I had this dream the other night that I was riding in a car, but I wasn't driving. I was on a freeway, and I saw two children by the side of the road. "Stop, stop there are lost children," I told the driver. When we pulled over, one of the children had Down's Syndrome. She didn't know where her parents were, and she didn't know how to tell me. We followed a long path, but I just remember the strong urge to help her find her way. That feeling from my dream was a really familiar feeling. I feel it every day.
It is a feeling like my best isn't good enough.
In the past, I have struggled with confidence in my ability to teach. In the past, I have struggled with competence in my ability to teach. This year it is different. I really am the best I have ever been as a teacher. I feel happy and confident. I know how to reach my students. I am just truly overwhelmed by the case load of students I am dealing with. I have three students that aren't reading. I wake up all the time thinking about when I am going to teach them to read. More than that, I worry that I am spending so much time with the lowest students that I am neglecting other significant need, and I know that this IS the case.
There is all of this discussion recentely about the superior performance of charter schools in America. I get it that there are some great charter schools out there. Yet, being a really successful charter school seems less remarkable than being a successful public school.
Down the road from my school, is a charter school which by test scores out performs my highly performing public school. A lot of parents want their children to go there, but they won't take just anyone. They take students that will perform and then those students do perform.
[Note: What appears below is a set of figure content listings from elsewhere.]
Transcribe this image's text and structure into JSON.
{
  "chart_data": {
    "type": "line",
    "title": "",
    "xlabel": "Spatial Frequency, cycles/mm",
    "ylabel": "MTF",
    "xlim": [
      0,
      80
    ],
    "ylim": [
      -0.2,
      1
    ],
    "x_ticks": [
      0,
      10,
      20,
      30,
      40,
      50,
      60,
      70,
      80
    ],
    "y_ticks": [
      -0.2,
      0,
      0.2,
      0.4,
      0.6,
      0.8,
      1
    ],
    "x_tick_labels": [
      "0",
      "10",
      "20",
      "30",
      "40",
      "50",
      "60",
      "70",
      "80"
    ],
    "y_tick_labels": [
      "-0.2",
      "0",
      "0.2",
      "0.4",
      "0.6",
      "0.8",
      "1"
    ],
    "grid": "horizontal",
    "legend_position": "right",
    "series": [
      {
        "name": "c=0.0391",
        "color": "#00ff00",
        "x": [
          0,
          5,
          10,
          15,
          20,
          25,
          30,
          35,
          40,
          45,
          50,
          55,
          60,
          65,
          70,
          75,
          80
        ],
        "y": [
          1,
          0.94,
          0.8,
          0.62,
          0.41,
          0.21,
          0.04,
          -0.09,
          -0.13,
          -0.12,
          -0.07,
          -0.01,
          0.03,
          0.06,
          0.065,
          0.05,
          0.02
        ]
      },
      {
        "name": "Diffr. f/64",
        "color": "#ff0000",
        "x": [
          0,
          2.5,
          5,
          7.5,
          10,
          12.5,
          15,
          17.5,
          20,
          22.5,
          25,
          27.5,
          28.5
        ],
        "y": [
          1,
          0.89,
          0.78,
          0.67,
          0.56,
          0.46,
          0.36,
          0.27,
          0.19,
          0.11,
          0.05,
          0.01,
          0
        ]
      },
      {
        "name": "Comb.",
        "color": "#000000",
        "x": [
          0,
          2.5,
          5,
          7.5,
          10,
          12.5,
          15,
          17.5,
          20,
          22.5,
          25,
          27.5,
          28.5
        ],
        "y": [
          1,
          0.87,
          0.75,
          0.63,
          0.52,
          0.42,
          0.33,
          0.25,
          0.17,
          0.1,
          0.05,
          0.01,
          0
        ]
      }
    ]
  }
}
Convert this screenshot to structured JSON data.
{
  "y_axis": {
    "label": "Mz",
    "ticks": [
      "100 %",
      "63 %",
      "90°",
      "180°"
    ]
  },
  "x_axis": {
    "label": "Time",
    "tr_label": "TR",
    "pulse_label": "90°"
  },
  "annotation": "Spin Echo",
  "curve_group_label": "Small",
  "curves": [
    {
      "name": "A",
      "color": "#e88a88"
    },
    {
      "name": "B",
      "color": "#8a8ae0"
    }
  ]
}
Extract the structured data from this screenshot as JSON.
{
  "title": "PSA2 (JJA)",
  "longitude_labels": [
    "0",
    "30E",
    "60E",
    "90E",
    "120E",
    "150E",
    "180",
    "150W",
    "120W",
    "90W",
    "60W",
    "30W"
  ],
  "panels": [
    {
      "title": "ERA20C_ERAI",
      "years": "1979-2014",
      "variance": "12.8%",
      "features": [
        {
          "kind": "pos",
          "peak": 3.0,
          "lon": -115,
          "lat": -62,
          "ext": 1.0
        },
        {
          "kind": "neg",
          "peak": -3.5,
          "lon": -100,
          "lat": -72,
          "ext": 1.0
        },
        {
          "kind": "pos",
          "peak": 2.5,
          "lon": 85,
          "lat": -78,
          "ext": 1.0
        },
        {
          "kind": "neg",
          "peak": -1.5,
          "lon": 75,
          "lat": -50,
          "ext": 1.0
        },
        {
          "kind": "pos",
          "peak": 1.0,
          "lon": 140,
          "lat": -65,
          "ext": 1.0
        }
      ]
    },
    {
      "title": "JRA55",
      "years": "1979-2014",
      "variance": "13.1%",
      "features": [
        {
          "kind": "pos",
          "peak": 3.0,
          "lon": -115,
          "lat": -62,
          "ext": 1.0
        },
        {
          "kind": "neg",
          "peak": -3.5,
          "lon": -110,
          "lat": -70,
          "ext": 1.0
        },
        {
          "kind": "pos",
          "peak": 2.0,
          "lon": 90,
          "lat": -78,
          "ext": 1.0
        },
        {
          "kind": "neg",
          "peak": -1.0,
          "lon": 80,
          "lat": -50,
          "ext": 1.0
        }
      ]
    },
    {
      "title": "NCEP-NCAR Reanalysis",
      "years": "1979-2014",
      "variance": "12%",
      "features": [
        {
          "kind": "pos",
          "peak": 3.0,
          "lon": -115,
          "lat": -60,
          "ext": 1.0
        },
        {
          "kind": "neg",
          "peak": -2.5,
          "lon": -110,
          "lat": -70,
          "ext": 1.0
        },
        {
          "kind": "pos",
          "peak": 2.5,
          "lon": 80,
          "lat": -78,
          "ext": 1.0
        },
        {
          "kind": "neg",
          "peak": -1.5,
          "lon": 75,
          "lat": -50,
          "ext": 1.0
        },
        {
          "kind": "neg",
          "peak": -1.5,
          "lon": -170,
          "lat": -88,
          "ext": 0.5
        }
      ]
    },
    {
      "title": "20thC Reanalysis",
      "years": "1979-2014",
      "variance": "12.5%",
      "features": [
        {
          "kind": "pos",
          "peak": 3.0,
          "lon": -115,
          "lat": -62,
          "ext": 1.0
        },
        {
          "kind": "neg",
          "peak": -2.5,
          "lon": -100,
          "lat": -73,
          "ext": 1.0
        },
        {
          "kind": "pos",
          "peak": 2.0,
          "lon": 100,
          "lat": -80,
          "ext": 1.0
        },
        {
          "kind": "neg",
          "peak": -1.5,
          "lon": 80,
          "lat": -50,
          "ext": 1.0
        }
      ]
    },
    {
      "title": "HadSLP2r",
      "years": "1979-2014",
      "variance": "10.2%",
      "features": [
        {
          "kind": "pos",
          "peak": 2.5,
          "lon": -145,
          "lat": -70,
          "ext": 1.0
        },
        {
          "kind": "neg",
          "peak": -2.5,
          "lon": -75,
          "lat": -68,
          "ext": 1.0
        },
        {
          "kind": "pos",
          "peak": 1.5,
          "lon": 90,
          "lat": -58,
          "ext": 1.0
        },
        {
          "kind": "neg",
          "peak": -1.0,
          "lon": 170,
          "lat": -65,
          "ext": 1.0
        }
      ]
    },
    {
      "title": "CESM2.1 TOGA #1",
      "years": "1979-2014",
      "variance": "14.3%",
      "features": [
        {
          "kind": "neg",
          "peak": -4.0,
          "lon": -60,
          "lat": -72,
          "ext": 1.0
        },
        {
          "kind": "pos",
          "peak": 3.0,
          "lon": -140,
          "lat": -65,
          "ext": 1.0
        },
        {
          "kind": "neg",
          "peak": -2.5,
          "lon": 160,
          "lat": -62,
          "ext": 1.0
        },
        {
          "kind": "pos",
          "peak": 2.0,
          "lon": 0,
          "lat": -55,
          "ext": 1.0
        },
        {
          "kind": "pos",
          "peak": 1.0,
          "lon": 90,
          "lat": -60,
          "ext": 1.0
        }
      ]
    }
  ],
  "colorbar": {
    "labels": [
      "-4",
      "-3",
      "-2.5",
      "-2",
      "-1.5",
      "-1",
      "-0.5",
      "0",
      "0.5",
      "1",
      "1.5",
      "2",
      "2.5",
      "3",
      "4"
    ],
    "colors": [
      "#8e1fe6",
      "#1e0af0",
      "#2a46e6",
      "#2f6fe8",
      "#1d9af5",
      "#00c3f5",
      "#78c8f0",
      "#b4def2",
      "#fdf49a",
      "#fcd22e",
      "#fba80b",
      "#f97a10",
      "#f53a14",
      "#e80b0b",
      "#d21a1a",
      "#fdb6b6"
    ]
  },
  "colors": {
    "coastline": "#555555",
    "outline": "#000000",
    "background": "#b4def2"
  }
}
My school and my classroom, though seems more American to me. We should have an inscription reading, "Give me your huddled masses, give me your non-English speakers, give me your disabled and impoverished yearning to learn."
On days when I am so tired, I think about the private and charter schools that don't take the tough cases. I think about a vastly smaller number of IEP meetings and not writing ILLPS. I think about how nice it would be not to call disconnected numbers. I think about getting test scores that weren't earned through blood, sweat, and tears. Then, I think about faces.
How could I not be happy to have my quiet little non-reader? How much would I be missing if I never met my little friend with a severe disability? How rewarding is it to here my monolingual student from China converse in English? Like the sick need a doctor, the tough cases need a teacher; and I am that teacher.
I am not superman and sometimes my best isn't good enough to meet every need, but until superman or the education fairy or whatever cure all people are expecting arrives I'll do all I can for whoever walks into my classroom.